Глава 41. Сородичи
Мы въезжали в Олений город затемно. Я слышала, как изменился голос дороги: теперь колеса стучали по камню. Повозка то покачивалась, то вздрагивала, порой мне казалось, что еще немного, и она рассыплется, и я загадывала, чтобы с нею рассыпалась и клетка.
Не сбылось.
— Дорогу! — раздалось грозное. И хрипло заревели турьи рога, возвещая, что идет важный человек. За ними не слышала я ничего, но зато в нос ударил венок запахов, в котором смрад зеленеющей воды изо рва переплетался с дымом, вонью выгребных ям и красилен. Тонким вьюнком пробивался аромат свежего хлеба, и ощутив его, я поняла, что голодна.
Но не настолько, чтобы есть сырое мясо.
Дом моего отца был роскошен.
Два этажа. И красный камень стен, опоясанный узором изразцов. Узкие окна, затянутые цветными стеклами. Высокое резное крыльцо, у которого уже столпилась челядь. Привычная суматоха захлестнула двор. Сновали мальчишки, забирали коней, подавали питье и влажные рушники. Крутились под ногами собаки, визжали. Кто-то кричал, кто-то заходился надрывным плачем...
— На задний двор, — голос отца заглушил прочие звуки. — И охрану...
Дальше я не расслышала.
Что было позже?
Ничего.
День и снова день.
Множество дней, каждый из которых прибавлял весеннего тепла. Солнце пробиралось и на задний двор, скатывалось по каменным стенам, по врытым в землю столбам, вязло в подмокшей за зиму соломе крыш, и все-таки касалось железных прутьев моей клетки.
Таял снег, лишь у задней стены оставались ноздреватые, покрытые коркой угольной пыли сугробы.

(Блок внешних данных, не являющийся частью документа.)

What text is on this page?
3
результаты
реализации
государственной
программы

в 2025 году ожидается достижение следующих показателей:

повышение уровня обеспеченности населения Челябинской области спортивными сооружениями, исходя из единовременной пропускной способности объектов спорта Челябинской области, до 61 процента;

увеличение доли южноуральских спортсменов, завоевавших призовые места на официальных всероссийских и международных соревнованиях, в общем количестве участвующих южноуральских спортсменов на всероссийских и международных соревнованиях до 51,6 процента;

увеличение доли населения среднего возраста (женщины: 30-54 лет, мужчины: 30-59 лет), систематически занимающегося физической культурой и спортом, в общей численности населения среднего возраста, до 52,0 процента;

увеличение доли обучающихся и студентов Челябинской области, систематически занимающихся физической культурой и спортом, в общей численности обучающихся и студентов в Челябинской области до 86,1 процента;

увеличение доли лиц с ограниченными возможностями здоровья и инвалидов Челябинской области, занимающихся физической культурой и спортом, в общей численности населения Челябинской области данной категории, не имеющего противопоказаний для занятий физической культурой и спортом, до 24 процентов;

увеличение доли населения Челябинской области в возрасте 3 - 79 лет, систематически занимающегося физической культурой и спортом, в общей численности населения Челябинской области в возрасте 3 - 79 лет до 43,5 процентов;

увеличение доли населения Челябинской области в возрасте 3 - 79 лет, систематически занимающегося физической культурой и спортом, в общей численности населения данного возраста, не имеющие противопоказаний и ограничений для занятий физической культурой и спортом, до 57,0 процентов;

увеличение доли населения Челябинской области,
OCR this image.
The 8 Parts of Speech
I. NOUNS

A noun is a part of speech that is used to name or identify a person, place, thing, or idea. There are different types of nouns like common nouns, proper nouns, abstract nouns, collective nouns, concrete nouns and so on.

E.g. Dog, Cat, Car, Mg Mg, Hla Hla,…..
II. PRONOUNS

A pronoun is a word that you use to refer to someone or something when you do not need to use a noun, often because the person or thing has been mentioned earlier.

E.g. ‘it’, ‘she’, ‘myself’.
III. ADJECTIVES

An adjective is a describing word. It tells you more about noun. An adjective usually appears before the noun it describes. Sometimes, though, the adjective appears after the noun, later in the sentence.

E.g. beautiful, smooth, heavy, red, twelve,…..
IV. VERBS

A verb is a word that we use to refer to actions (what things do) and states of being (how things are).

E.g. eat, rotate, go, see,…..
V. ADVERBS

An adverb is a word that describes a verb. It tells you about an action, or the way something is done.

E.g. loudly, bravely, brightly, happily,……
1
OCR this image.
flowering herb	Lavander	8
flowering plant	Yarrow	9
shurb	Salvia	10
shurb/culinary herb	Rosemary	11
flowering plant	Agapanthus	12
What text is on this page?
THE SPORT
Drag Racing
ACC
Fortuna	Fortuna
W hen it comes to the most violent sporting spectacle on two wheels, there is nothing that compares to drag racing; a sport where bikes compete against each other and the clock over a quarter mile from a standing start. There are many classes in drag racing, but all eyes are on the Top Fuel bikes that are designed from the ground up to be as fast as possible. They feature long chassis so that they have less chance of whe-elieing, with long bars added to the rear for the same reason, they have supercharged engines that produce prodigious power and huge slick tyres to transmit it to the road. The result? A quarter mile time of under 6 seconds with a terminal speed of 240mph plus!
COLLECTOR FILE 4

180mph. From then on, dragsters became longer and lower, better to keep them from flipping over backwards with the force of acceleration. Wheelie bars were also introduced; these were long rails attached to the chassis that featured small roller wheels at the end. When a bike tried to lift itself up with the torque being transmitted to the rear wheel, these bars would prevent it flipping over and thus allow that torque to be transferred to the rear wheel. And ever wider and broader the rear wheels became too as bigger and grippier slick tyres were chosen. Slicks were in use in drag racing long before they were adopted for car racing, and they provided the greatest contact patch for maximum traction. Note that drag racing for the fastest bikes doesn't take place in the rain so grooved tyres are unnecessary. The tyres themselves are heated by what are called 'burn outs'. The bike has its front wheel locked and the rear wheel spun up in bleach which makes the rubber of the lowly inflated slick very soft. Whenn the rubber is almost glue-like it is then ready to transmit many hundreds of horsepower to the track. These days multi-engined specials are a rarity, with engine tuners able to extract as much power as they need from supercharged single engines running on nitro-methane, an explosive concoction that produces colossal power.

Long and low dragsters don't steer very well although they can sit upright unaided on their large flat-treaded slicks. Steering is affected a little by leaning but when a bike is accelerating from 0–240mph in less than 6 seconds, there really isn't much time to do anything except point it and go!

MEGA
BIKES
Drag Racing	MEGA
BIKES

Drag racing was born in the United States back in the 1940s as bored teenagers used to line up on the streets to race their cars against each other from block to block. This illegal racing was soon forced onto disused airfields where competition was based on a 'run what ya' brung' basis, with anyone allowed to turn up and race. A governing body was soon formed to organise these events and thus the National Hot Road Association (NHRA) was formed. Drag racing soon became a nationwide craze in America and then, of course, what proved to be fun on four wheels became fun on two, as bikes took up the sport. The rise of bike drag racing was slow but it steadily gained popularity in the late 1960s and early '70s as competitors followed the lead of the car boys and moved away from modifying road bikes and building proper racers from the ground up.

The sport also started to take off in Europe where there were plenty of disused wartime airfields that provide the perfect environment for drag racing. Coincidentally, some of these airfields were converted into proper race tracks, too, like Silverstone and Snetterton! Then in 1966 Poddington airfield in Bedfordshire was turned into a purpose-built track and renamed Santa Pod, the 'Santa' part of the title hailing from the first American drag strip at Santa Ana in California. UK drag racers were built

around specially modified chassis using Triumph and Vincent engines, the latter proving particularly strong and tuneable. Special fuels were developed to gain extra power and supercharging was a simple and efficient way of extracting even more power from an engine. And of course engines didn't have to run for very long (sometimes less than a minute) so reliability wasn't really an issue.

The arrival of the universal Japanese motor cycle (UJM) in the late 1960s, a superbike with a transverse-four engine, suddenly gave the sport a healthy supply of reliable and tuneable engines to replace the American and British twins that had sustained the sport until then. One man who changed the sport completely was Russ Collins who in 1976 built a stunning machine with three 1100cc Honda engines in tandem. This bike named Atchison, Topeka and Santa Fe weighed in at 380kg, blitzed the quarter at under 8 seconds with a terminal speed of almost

К лужам слетались галки и суетливые синицы.
Моя клетка ржавела.
А я...
Я считала прожитые дни, отмечая их когтями на дощатом полу, под которым, к сожалению, тоже лежали железные прутья.
Я была зверем. И я была человеком.
Хийси-оборотнем, поглядеть на которого приходили все, кто только обретался в доме Ину..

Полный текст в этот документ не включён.